The flexor tendon sheath is incised, taking care to preserve the A2 and A4 pulleys. L-shaped flaps can be made within the flexor sheath to aid in access to the flexor tendons and protect the A2 and A4 pulleys (TECH FIG 1A).
The scarred tendon is excised, leaving a portion of the distal stump of the FDP intact at its insertion.
This is useful in securing the tendon rod in stage 1 and the tendon graft in stage 2.
If a digital nerve laceration is identified, it should be repaired at this stage.
Release any adhesions within the sheath.
Release any flexion contractures of the joints by releasing the volar plate and accessory collateral ligaments.
Be sure to preserve the proper collateral ligaments.
If the A2 or A4 pulleys are absent or have been excised with the scar release, they need to be reconstructed. A tendon graft can be used to reconstruct the pulleys (TECH FIG 1B).
The tendon should be passed between the proximal phalanx and the extensor tendon for A2 reconstruction.
For A4 reconstruction, the tendon can be passed dorsal to the extensor tendon.
A silicone Hunter rod is inserted into the sheath. Distally, it is secured to the remnant of the FDP tendon with nonabsorbing suture.
If there is not enough of the tendon remnant, it can be secured to surrounding tissue at the base of the distal phalanx.

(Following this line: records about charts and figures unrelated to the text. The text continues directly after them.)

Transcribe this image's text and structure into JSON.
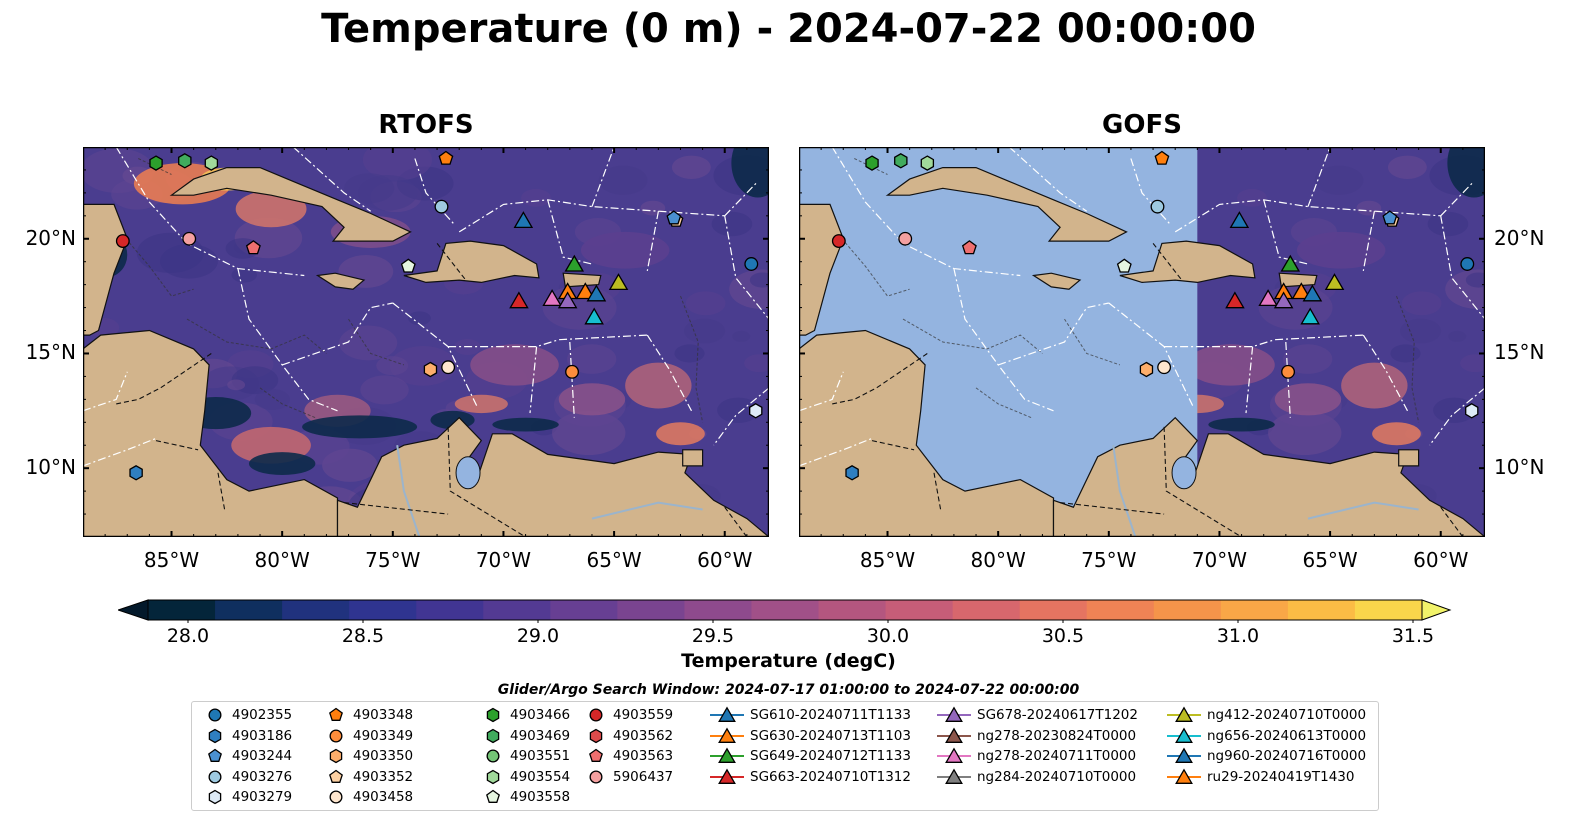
{
  "title": "Temperature (0 m) - 2024-07-22 00:00:00",
  "panels": [
    {
      "title": "RTOFS"
    },
    {
      "title": "GOFS"
    }
  ],
  "axes": {
    "lon_ticks": [
      "85°W",
      "80°W",
      "75°W",
      "70°W",
      "65°W",
      "60°W"
    ],
    "lat_ticks": [
      "20°N",
      "15°N",
      "10°N"
    ],
    "lon_range": [
      -89,
      -58
    ],
    "lat_range": [
      7,
      24
    ]
  },
  "colorbar": {
    "label": "Temperature (degC)",
    "ticks": [
      "28.0",
      "28.5",
      "29.0",
      "29.5",
      "30.0",
      "30.5",
      "31.0",
      "31.5"
    ],
    "range": [
      28.0,
      31.5
    ],
    "extend": "both",
    "colormap": "thermal"
  },
  "search_window": "Glider/Argo Search Window: 2024-07-17 01:00:00 to 2024-07-22 00:00:00",
  "colors": {
    "land": "#d2b48c",
    "gofs_mask": "#94b4e0",
    "ocean_base": "#4a3d8f",
    "boundary": "#ffffff"
  },
  "legend": [
    {
      "label": "4902355",
      "marker": "circle",
      "color": "#1f77b4"
    },
    {
      "label": "4903186",
      "marker": "hexagon",
      "color": "#2f7fc1"
    },
    {
      "label": "4903244",
      "marker": "pentagon",
      "color": "#4a90d0"
    },
    {
      "label": "4903276",
      "marker": "circle",
      "color": "#9ecae1"
    },
    {
      "label": "4903279",
      "marker": "hexagon",
      "color": "#deebf7"
    },
    {
      "label": "4903348",
      "marker": "pentagon",
      "color": "#ff7f0e"
    },
    {
      "label": "4903349",
      "marker": "circle",
      "color": "#fd8d3c"
    },
    {
      "label": "4903350",
      "marker": "hexagon",
      "color": "#fdae6b"
    },
    {
      "label": "4903352",
      "marker": "pentagon",
      "color": "#fdd0a2"
    },
    {
      "label": "4903458",
      "marker": "circle",
      "color": "#fee6ce"
    },
    {
      "label": "4903466",
      "marker": "hexagon",
      "color": "#2ca02c"
    },
    {
      "label": "4903469",
      "marker": "hexagon",
      "color": "#41ab5d"
    },
    {
      "label": "4903551",
      "marker": "circle",
      "color": "#74c476"
    },
    {
      "label": "4903554",
      "marker": "hexagon",
      "color": "#a1d99b"
    },
    {
      "label": "4903558",
      "marker": "pentagon",
      "color": "#e5f5e0"
    },
    {
      "label": "4903559",
      "marker": "circle",
      "color": "#d62728"
    },
    {
      "label": "4903562",
      "marker": "hexagon",
      "color": "#de4b4b"
    },
    {
      "label": "4903563",
      "marker": "pentagon",
      "color": "#ef6f6f"
    },
    {
      "label": "5906437",
      "marker": "circle",
      "color": "#f4a0a0"
    },
    {
      "label": "SG610-20240711T1133",
      "marker": "triangle",
      "color": "#1f77b4"
    },
    {
      "label": "SG630-20240713T1103",
      "marker": "triangle",
      "color": "#ff7f0e"
    },
    {
      "label": "SG649-20240712T1133",
      "marker": "triangle",
      "color": "#2ca02c"
    },
    {
      "label": "SG663-20240710T1312",
      "marker": "triangle",
      "color": "#d62728"
    },
    {
      "label": "SG678-20240617T1202",
      "marker": "triangle",
      "color": "#9467bd"
    },
    {
      "label": "ng278-20230824T0000",
      "marker": "triangle",
      "color": "#8c564b"
    },
    {
      "label": "ng278-20240711T0000",
      "marker": "triangle",
      "color": "#e377c2"
    },
    {
      "label": "ng284-20240710T0000",
      "marker": "triangle",
      "color": "#7f7f7f"
    },
    {
      "label": "ng412-20240710T0000",
      "marker": "triangle",
      "color": "#bcbd22"
    },
    {
      "label": "ng656-20240613T0000",
      "marker": "triangle",
      "color": "#17becf"
    },
    {
      "label": "ng960-20240716T0000",
      "marker": "triangle",
      "color": "#1f77b4"
    },
    {
      "label": "ru29-20240419T1430",
      "marker": "triangle",
      "color": "#ff7f0e"
    }
  ],
  "markers": [
    {
      "name": "4903466",
      "lon": -85.7,
      "lat": 23.3
    },
    {
      "name": "4903469",
      "lon": -84.4,
      "lat": 23.4
    },
    {
      "name": "4903554",
      "lon": -83.2,
      "lat": 23.3
    },
    {
      "name": "4903348",
      "lon": -72.6,
      "lat": 23.5
    },
    {
      "name": "4903276",
      "lon": -72.8,
      "lat": 21.4
    },
    {
      "name": "4903352",
      "lon": -62.2,
      "lat": 20.8
    },
    {
      "name": "4903244",
      "lon": -62.3,
      "lat": 20.9
    },
    {
      "name": "4903559",
      "lon": -87.2,
      "lat": 19.9
    },
    {
      "name": "5906437",
      "lon": -84.2,
      "lat": 20.0
    },
    {
      "name": "4903563",
      "lon": -81.3,
      "lat": 19.6
    },
    {
      "name": "4903558",
      "lon": -74.3,
      "lat": 18.8
    },
    {
      "name": "4902355",
      "lon": -58.8,
      "lat": 18.9
    },
    {
      "name": "4903350",
      "lon": -73.3,
      "lat": 14.3
    },
    {
      "name": "4903458",
      "lon": -72.5,
      "lat": 14.4
    },
    {
      "name": "4903349",
      "lon": -66.9,
      "lat": 14.2
    },
    {
      "name": "4903279",
      "lon": -58.6,
      "lat": 12.5
    },
    {
      "name": "4903186",
      "lon": -86.6,
      "lat": 9.8
    },
    {
      "name": "SG610-20240711T1133",
      "lon": -69.1,
      "lat": 20.8
    },
    {
      "name": "SG649-20240712T1133",
      "lon": -66.8,
      "lat": 18.9
    },
    {
      "name": "ng412-20240710T0000",
      "lon": -64.8,
      "lat": 18.1
    },
    {
      "name": "SG630-20240713T1103",
      "lon": -67.1,
      "lat": 17.7
    },
    {
      "name": "ru29-20240419T1430",
      "lon": -66.3,
      "lat": 17.7
    },
    {
      "name": "ng960-20240716T0000",
      "lon": -65.8,
      "lat": 17.6
    },
    {
      "name": "ng278-20240711T0000",
      "lon": -67.8,
      "lat": 17.4
    },
    {
      "name": "SG678-20240617T1202",
      "lon": -67.1,
      "lat": 17.3
    },
    {
      "name": "SG663-20240710T1312",
      "lon": -69.3,
      "lat": 17.3
    },
    {
      "name": "ng656-20240613T0000",
      "lon": -65.9,
      "lat": 16.6
    }
  ]
}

Some Hunter rods can be secured using a screw placed in the distal phalanx.
Proximally, the silicone rod is passed through the carpal tunnel and allowed to glide free with the flexor tendons in the distal forearm (TECH FIG 1C).

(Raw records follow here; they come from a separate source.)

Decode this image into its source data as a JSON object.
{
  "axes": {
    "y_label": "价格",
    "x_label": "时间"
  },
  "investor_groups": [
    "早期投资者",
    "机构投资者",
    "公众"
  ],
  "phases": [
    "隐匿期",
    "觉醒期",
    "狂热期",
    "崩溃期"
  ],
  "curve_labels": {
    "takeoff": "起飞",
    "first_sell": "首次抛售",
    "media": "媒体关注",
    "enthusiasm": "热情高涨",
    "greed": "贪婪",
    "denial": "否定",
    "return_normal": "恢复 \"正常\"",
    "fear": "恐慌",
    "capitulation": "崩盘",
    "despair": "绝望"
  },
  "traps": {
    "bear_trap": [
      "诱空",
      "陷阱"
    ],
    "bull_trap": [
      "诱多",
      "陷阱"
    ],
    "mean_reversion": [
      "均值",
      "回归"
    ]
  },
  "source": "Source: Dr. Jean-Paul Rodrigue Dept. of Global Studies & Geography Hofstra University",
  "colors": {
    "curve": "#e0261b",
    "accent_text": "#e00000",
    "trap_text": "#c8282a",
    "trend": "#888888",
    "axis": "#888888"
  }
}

All skin incisions are closed with 4-0 nylon after ensuring hemostasis.
The patient is then placed into a dorsal blocking splint holding the fingers into an intrinsic plus posture.
Rehabilitation is started early after surgery, often within 1 week, to ensure that the patient regains full passive range of motion. The scar tissue must be soft and supple before the patient is scheduled for the second stage of tendon reconstruction. On average, this takes 3 months.